バス旅行の安全強化 旅行業法改正(3)
今回の改正については未だ通知が徹底できていない状況だ。複数の旅行会社に尋ねても「初めて聞いた」という人が多い。インターネットの販売が主の高速ツアーバスは、広告表示に対応している会社は多いが、パンフレットなどで募るバスツアーでは不記載のケースは少なくなかった。
旅行会社への周知が課題
近畿運輸局によると、旅行会社に書面を求めると困惑されるというバス会社の声が何例か寄せられているという。
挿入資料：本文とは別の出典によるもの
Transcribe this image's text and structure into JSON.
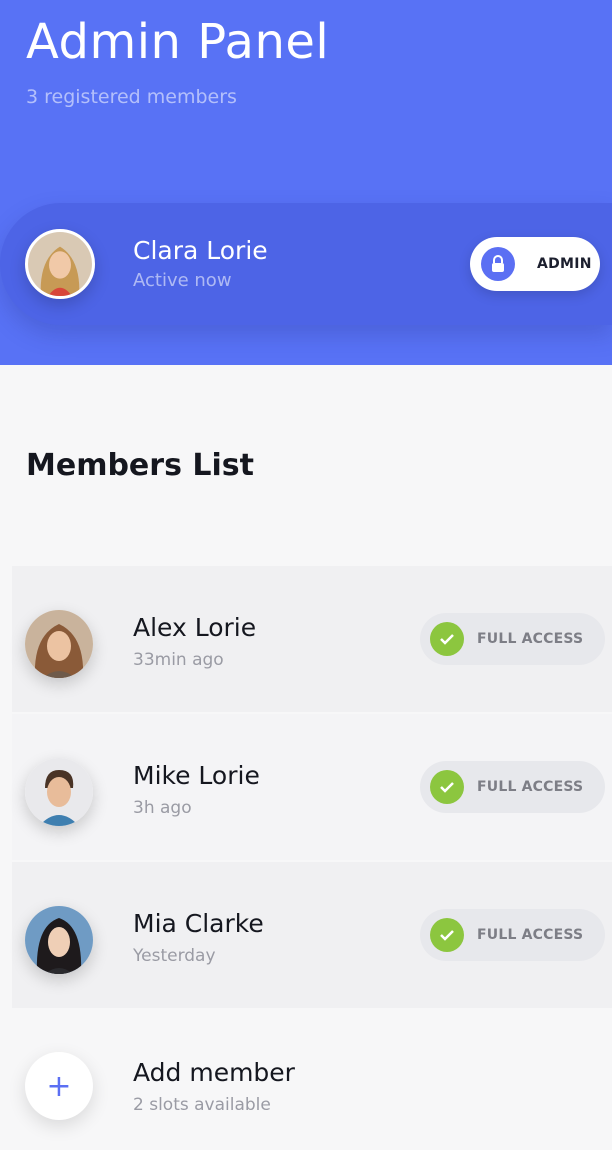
{
  "header": {
    "title": "Admin Panel",
    "subtitle": "3 registered members"
  },
  "admin": {
    "name": "Clara Lorie",
    "status": "Active now",
    "role_label": "ADMIN",
    "role_icon": "lock-icon"
  },
  "members_section": {
    "title": "Members List"
  },
  "members": [
    {
      "name": "Alex Lorie",
      "time": "33min ago",
      "access": "FULL ACCESS"
    },
    {
      "name": "Mike Lorie",
      "time": "3h ago",
      "access": "FULL ACCESS"
    },
    {
      "name": "Mia Clarke",
      "time": "Yesterday",
      "access": "FULL ACCESS"
    }
  ],
  "add_member": {
    "title": "Add member",
    "subtitle": "2 slots available",
    "icon": "plus-icon",
    "glyph": "+"
  },
  "colors": {
    "header_bg": "#5872f5",
    "admin_card_bg": "#4d64e6",
    "access_check": "#8cc63f",
    "accent": "#5b6ff3"
  }
}
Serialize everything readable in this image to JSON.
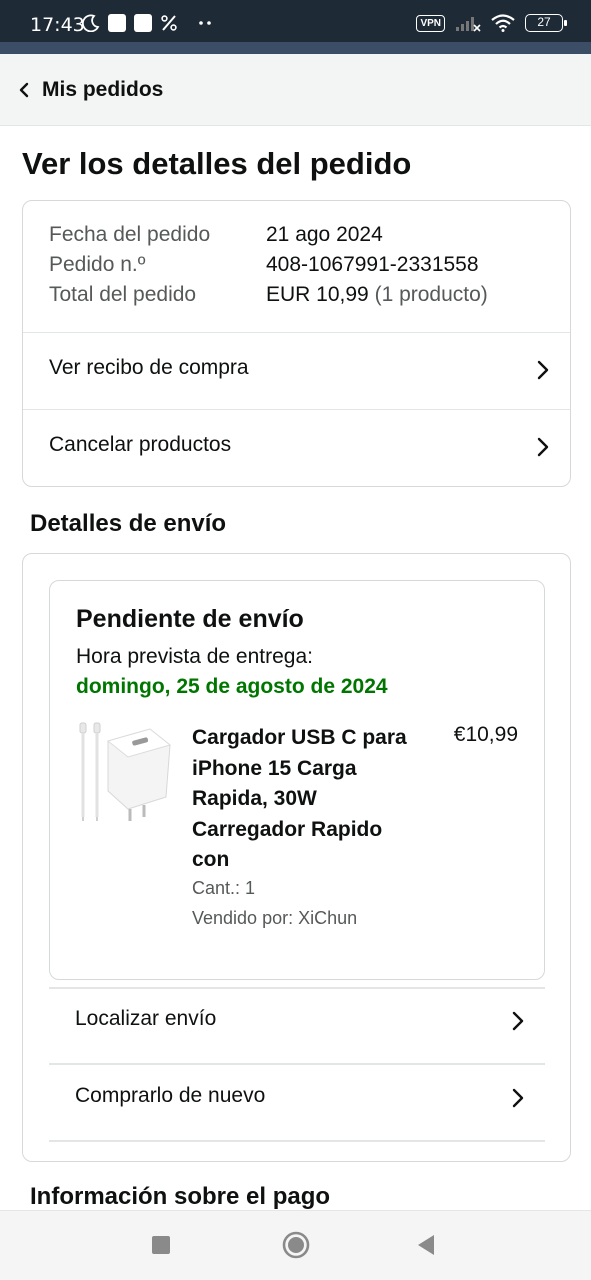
{
  "status_bar": {
    "time": "17:43",
    "vpn_label": "VPN",
    "battery": "27",
    "icons": [
      "moon-icon",
      "notification-square-icon",
      "notification-square-icon",
      "percent-icon",
      "more-dots-icon",
      "signal-icon",
      "wifi-icon",
      "battery-icon"
    ]
  },
  "header": {
    "back_label": "Mis pedidos"
  },
  "page": {
    "title": "Ver los detalles del pedido"
  },
  "order_summary": {
    "rows": [
      {
        "label": "Fecha del pedido",
        "value": "21 ago 2024",
        "extra": ""
      },
      {
        "label": "Pedido n.º",
        "value": "408-1067991-2331558",
        "extra": ""
      },
      {
        "label": "Total del pedido",
        "value": "EUR 10,99",
        "extra": "(1 producto)"
      }
    ],
    "links": [
      "Ver recibo de compra",
      "Cancelar productos"
    ]
  },
  "shipping": {
    "section_title": "Detalles de envío",
    "status": "Pendiente de envío",
    "eta_label": "Hora prevista de entrega:",
    "eta_date": "domingo, 25 de agosto de 2024",
    "product": {
      "title": "Cargador USB C para iPhone 15 Carga Rapida, 30W Carregador Rapido con",
      "price": "€10,99",
      "qty": "Cant.: 1",
      "seller": "Vendido por: XiChun"
    },
    "links": [
      "Localizar envío",
      "Comprarlo de nuevo"
    ]
  },
  "payment": {
    "section_title": "Información sobre el pago"
  },
  "colors": {
    "eta_green": "#007600",
    "status_bar_bg": "#1f2a37"
  }
}
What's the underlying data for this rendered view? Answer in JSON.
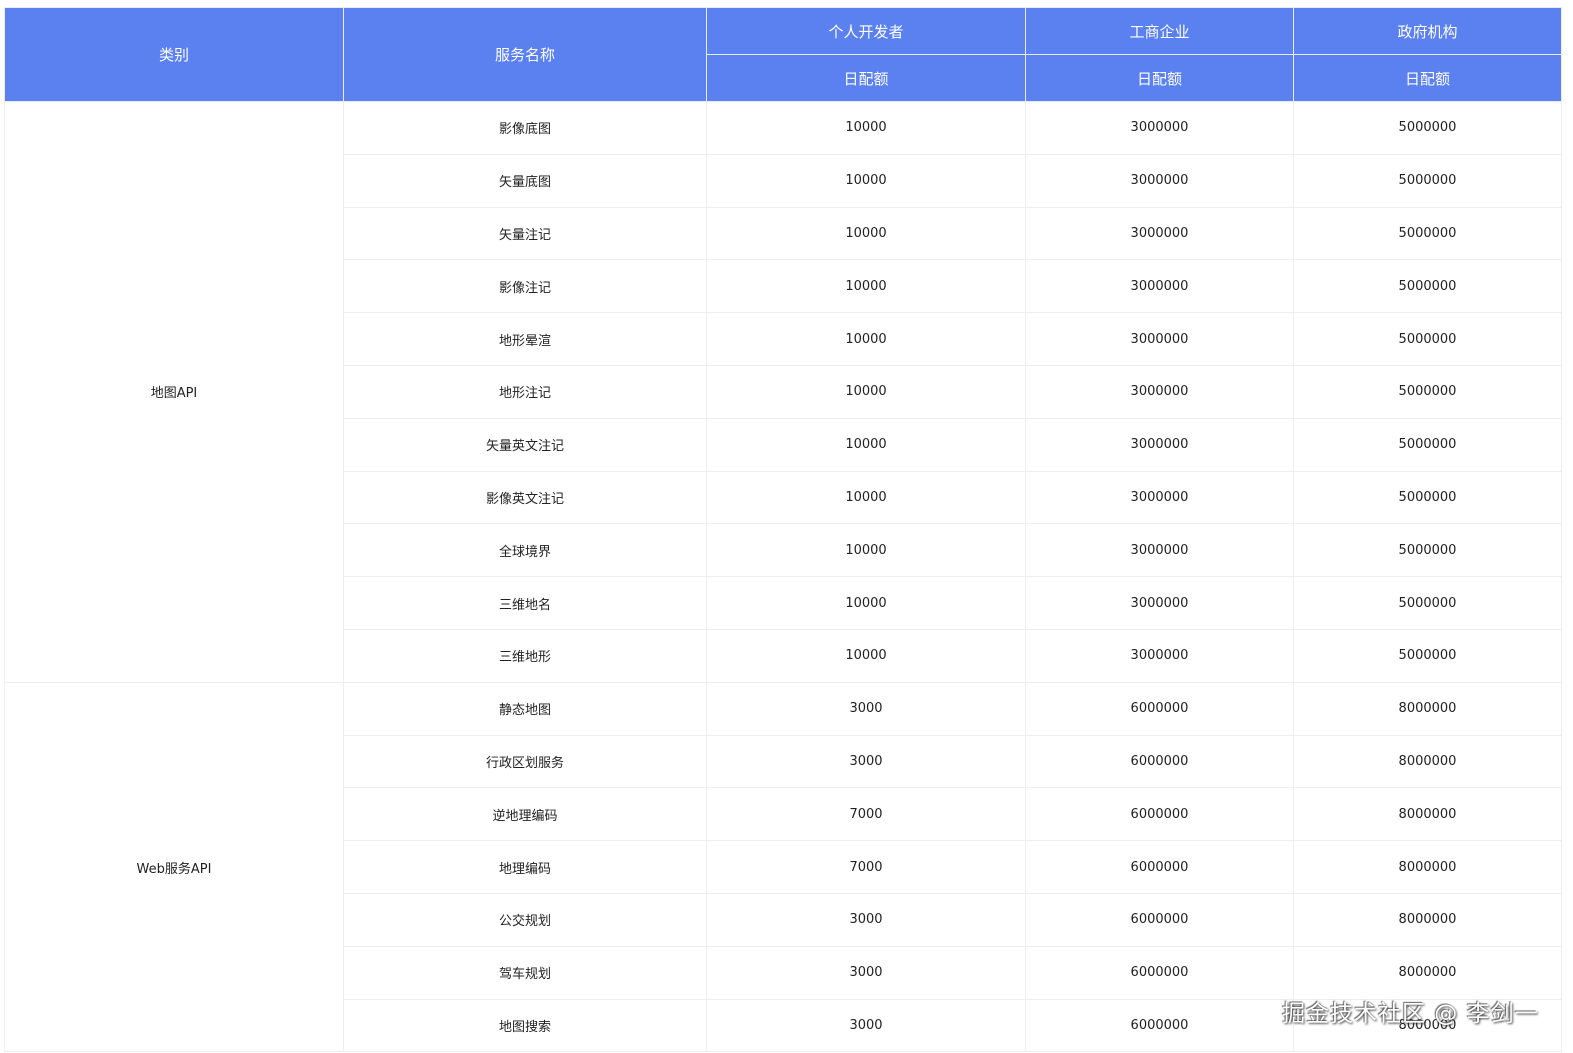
{
  "header": {
    "category": "类别",
    "service": "服务名称",
    "groups": [
      "个人开发者",
      "工商企业",
      "政府机构"
    ],
    "sub": "日配额"
  },
  "sections": [
    {
      "category": "地图API",
      "rows": [
        [
          "影像底图",
          "10000",
          "3000000",
          "5000000"
        ],
        [
          "矢量底图",
          "10000",
          "3000000",
          "5000000"
        ],
        [
          "矢量注记",
          "10000",
          "3000000",
          "5000000"
        ],
        [
          "影像注记",
          "10000",
          "3000000",
          "5000000"
        ],
        [
          "地形晕渲",
          "10000",
          "3000000",
          "5000000"
        ],
        [
          "地形注记",
          "10000",
          "3000000",
          "5000000"
        ],
        [
          "矢量英文注记",
          "10000",
          "3000000",
          "5000000"
        ],
        [
          "影像英文注记",
          "10000",
          "3000000",
          "5000000"
        ],
        [
          "全球境界",
          "10000",
          "3000000",
          "5000000"
        ],
        [
          "三维地名",
          "10000",
          "3000000",
          "5000000"
        ],
        [
          "三维地形",
          "10000",
          "3000000",
          "5000000"
        ]
      ]
    },
    {
      "category": "Web服务API",
      "rows": [
        [
          "静态地图",
          "3000",
          "6000000",
          "8000000"
        ],
        [
          "行政区划服务",
          "3000",
          "6000000",
          "8000000"
        ],
        [
          "逆地理编码",
          "7000",
          "6000000",
          "8000000"
        ],
        [
          "地理编码",
          "7000",
          "6000000",
          "8000000"
        ],
        [
          "公交规划",
          "3000",
          "6000000",
          "8000000"
        ],
        [
          "驾车规划",
          "3000",
          "6000000",
          "8000000"
        ],
        [
          "地图搜索",
          "3000",
          "6000000",
          "8000000"
        ]
      ]
    }
  ],
  "watermark": "掘金技术社区 @ 李剑一"
}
記者の取材で初めて聞いたと答えた旅行会社社長は、お客様の安全確保は大前提とした上で、「規制緩和で貸切バスへの参入を大幅に増やし、一部の不良会社の存在で一転強化する。今回の改正は真面目にやっているごく普通のバス会社、旅行会社にとってはとばっちりをくらったようなもの。机上で決めているだけのような気がしないでもない」。そう言って、3年間も書類を保管するスペースがあるかなぁと、ため息をついた。
今回の改正は、特に都市圏における貸切バスの乗降場所の確保などインフラ整備が追いついていない状況もある。アジアからの観光客とおぼしき団体客が路上でバスを乗降するのを見ると、観光立国はまだまだ途上だ。